Il Corriere della Sera scrive che il decreto sui pagamenti da parte della Pubblica Amministrazione, “bollinato ieri dalla Ragioneria, arriva oggi nelle mani del Presidente della Repubblica per la firma e la successiva pubblicazione in Gazzetta Ufficiale”. La Stampa sintetizza: “Pagamenti alle imprese, sconti sulle tasse nel 2014”. Si spiega che le compensazioni debiti-crediti ci sono, nel decreto varato dal Governo, ma saranno operative solo dall’anno prossimo. Si tratta del frutto di un compromesso tra le richieste delle imprese e la Ragioneria generale dello Stato, che non vuole rischiare uno sforamento dei conti di quest’anno. Il decreto deve infatti rispettare il vincolo comunitario e contabile, quello di lasciare inalterato e al di sotto del 3% (prudenzialmente abbassato al 2,9% dal governo) il rapporto deficit-Pil per l’anno in corso. La Ragioneria Generale dello Stato ha segnalato che il sistema delle compensazioni avrebbe rischiato di far saltare questo parametro, o almeno di metterlo a rischio.

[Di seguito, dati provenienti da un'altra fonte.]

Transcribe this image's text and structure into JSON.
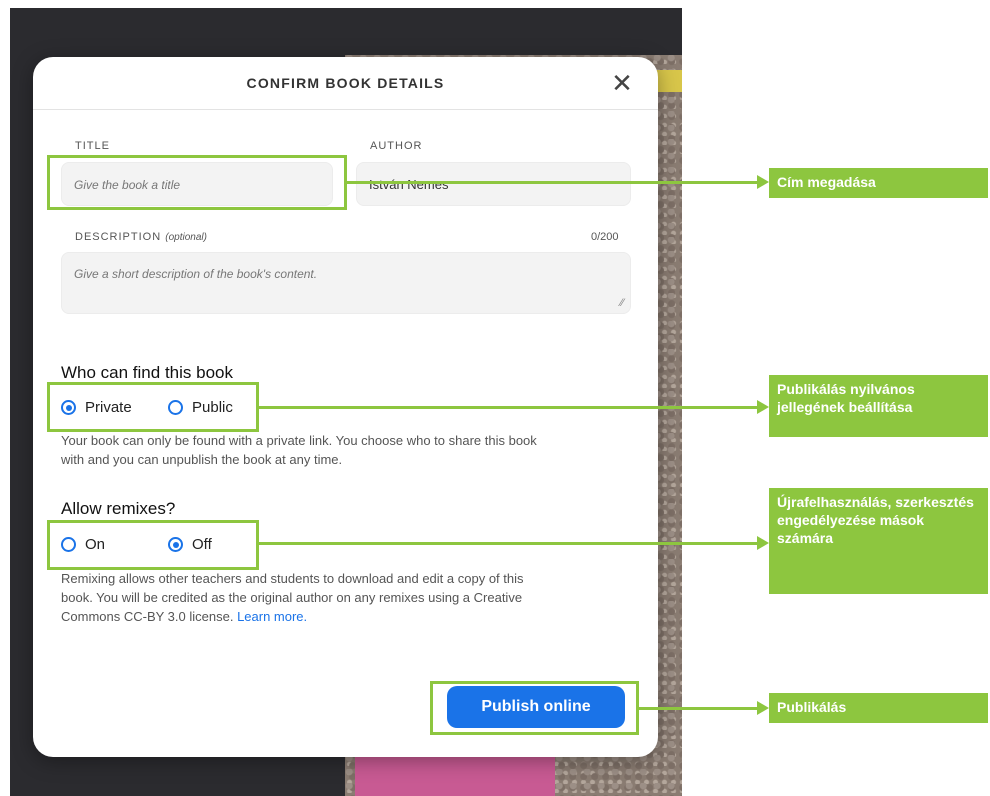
{
  "dialog": {
    "title": "CONFIRM BOOK DETAILS",
    "close_glyph": "✕",
    "title_label": "TITLE",
    "title_placeholder": "Give the book a title",
    "author_label": "AUTHOR",
    "author_value": "István Nemes",
    "description_label": "DESCRIPTION",
    "description_optional": "(optional)",
    "description_counter": "0/200",
    "description_placeholder": "Give a short description of the book's content.",
    "visibility_heading": "Who can find this book",
    "visibility_options": [
      {
        "label": "Private",
        "checked": true
      },
      {
        "label": "Public",
        "checked": false
      }
    ],
    "visibility_help": "Your book can only be found with a private link. You choose who to share this book with and you can unpublish the book at any time.",
    "remix_heading": "Allow remixes?",
    "remix_options": [
      {
        "label": "On",
        "checked": false
      },
      {
        "label": "Off",
        "checked": true
      }
    ],
    "remix_help": "Remixing allows other teachers and students to download and edit a copy of this book. You will be credited as the original author on any remixes using a Creative Commons CC-BY 3.0 license.",
    "learn_more": "Learn more.",
    "publish_label": "Publish online"
  },
  "annotations": {
    "title_callout": "Cím megadása",
    "visibility_callout": "Publikálás nyilvános jellegének beállítása",
    "remix_callout": "Újrafelhasználás, szerkesztés engedélyezése mások számára",
    "publish_callout": "Publikálás"
  },
  "colors": {
    "accent": "#1a73e8",
    "annotation_green": "#8dc63f",
    "backdrop": "#2b2b2f"
  }
}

Il capogruppo del Pdl Renato Brunetta, intervistato da La Stampa, dice che il decreto “è stato presentato da un governo zombi” e che il Pdl darà il via ad una serie di audizioni per sentire le associazioni imprenditoriali e gli enti locali: “C’è un bel test per verificare come si può governare con il Pd: presentare insieme emendamenti al decreto per il pagamento dei debiti della Pubblica Amministrazione”, dice Brunetta, sottolineando che il governo non può mettere la fiducia sul decreto “perché non ha mai avuto la fiducia”.

Luca Ricolfi su La Stampa spiega quale sia, secondo lui, la vera “sfida” per destra e sinistra. Scrive Ricolfi: “La politica della sinistra vede l’evasione fiscale come una riserva di caccia per finanziare i propri progetti sociali, ma trascura il fatto che far pagare le tasse agli evasori, senza abbassare le aliquote, equivale ad aumentare la pressione fiscale, soffocando ulteriormente l’economia”. La politica della destra, “è speculare. Essa vede gli sprechi nella PA come una immensa riserva di caccia per trovare le risorse per abbassare le tasse”: anche questa politica produrrebbe danni, secondo Ricolfi, perché “è vero che ci sono immensi sprechi, ma è altrettanto vero che il nostro stato sociale è incompleto e sottofinanziato”. Serve quindi una “inversione delle parti”: se vuole ridurre le aliquote, la destra deve impegnarsi a stanare gli evasori, se vuole completare lo stato sociale la sinistra deve impegnarsi ad eliminare gli sprechi.

I dati Istat e Ministero del lavoro vengono pubblicati da tutti i quotidiani, e il Corriere li riassume così: oltre 1 milione di lavoratori (1.027.462) è stato licenziato l’anno scorso, il 13,9 in più rispetto al 2011, e quasi 330 mila hanno perso il posto di lavoro solo negli ultimi tre mesi del 2012, con una escalation del 15,1 per cento sullo stesso periodo del 2011. I dati non distinguono tra licenziamenti collettivi e individuali, e delineano un quadro in costante peggioramento. Da un anno all’altro, peraltro, c’è stato un crollo dei nuovi rapporti di lavoro. Se nel 2011 erano 10 milioni e 400 mila, nel 2012 sono diminuiti di quasi 100 mila unità.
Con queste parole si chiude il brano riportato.